Laura Ravetto (born 25 January 1971) is an Italian politician.

Born in Cuneo, Ravetto graduated in Law at the Catholic University of Milan, and worked as a legal director in a multinational pharmaceutical company. She was first elected at the Italian parliament in 2006 with Forza Italia, and was subsequently re-elected in 2008 and 2013 with The People of Freedom. Ravetto was Undersecretary of State of the Department for Relations with Parliament between March 2010 and November 2011.

Early life and career
Graduated in Law from the Catholic University of the Sacred Heart in Milan, before entering politics she worked as director of legal affairs at the Italian subsidiary of the pharmaceutical multinational Schering Plow.

Politics
In the 2006 political elections she was elected to the Chamber of Deputies, on the Forza Italia lists in the Lombardy 1 constituency.
She was then re-elected in 2008 on the list of the People of Freedom. She was assigned the position of president of the Italian parliamentary delegation at the Central European Initiative.
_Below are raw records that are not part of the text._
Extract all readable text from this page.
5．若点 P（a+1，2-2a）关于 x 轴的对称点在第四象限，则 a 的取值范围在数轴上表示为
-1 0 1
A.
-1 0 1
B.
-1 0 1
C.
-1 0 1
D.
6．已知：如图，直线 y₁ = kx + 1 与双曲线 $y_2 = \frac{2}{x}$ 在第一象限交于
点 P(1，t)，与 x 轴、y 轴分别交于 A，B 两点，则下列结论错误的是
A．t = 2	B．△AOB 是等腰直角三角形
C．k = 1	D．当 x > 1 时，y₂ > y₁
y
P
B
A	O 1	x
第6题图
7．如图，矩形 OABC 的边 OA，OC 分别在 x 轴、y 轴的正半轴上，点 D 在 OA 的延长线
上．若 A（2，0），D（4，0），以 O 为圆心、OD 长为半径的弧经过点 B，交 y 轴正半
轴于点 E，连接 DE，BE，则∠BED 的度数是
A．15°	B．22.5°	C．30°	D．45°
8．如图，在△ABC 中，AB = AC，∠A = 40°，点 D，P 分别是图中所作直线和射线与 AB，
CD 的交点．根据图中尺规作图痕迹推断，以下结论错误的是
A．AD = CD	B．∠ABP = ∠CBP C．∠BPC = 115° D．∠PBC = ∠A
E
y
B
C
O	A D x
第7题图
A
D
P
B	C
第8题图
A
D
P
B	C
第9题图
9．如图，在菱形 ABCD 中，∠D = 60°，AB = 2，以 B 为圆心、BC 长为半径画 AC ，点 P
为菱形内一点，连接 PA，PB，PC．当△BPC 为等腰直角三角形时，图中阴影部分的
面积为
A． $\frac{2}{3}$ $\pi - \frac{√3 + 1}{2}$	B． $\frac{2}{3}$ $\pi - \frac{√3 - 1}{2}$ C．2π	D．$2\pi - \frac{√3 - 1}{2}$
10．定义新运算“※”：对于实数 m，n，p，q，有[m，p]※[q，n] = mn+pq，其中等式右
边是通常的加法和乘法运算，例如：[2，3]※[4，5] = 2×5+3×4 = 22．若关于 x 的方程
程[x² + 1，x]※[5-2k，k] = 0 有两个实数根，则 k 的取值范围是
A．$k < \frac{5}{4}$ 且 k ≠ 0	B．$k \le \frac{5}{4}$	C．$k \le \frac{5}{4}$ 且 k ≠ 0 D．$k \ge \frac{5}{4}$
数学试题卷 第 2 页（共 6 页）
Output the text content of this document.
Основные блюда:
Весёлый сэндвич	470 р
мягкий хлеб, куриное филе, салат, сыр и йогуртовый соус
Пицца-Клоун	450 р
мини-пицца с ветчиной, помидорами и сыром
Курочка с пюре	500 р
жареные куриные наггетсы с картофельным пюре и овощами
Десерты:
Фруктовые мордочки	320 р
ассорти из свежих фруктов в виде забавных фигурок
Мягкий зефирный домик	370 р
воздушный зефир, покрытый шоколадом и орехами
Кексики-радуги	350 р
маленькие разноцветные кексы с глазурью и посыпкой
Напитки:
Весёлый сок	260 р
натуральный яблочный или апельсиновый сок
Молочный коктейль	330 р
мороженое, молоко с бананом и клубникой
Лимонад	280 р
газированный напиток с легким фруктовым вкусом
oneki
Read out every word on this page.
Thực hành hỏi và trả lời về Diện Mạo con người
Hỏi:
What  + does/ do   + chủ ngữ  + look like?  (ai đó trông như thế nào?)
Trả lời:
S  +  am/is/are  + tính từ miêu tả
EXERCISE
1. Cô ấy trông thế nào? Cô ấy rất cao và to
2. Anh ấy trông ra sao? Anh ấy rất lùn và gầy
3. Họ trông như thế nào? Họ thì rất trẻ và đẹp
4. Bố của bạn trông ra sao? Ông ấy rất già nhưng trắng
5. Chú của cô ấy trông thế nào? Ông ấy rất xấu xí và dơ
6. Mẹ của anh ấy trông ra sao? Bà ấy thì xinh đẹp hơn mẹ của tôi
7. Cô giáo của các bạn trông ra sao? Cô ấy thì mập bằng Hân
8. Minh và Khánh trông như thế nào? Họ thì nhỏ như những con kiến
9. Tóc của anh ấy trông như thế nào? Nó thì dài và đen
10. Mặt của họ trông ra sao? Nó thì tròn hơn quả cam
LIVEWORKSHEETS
Following the National Congress of 27–29 March 2009 in Rome, she was appointed National Head of the Communication, image, propaganda sector of the People of Freedom. On 23 April 2009 in Rome, the President of the Chamber Gianfranco Fini, on the occasion of the meeting with the President of the Romanian Chamber of Deputies, Roberta Anastase, appointed her President of the Italy-Romania friendship group.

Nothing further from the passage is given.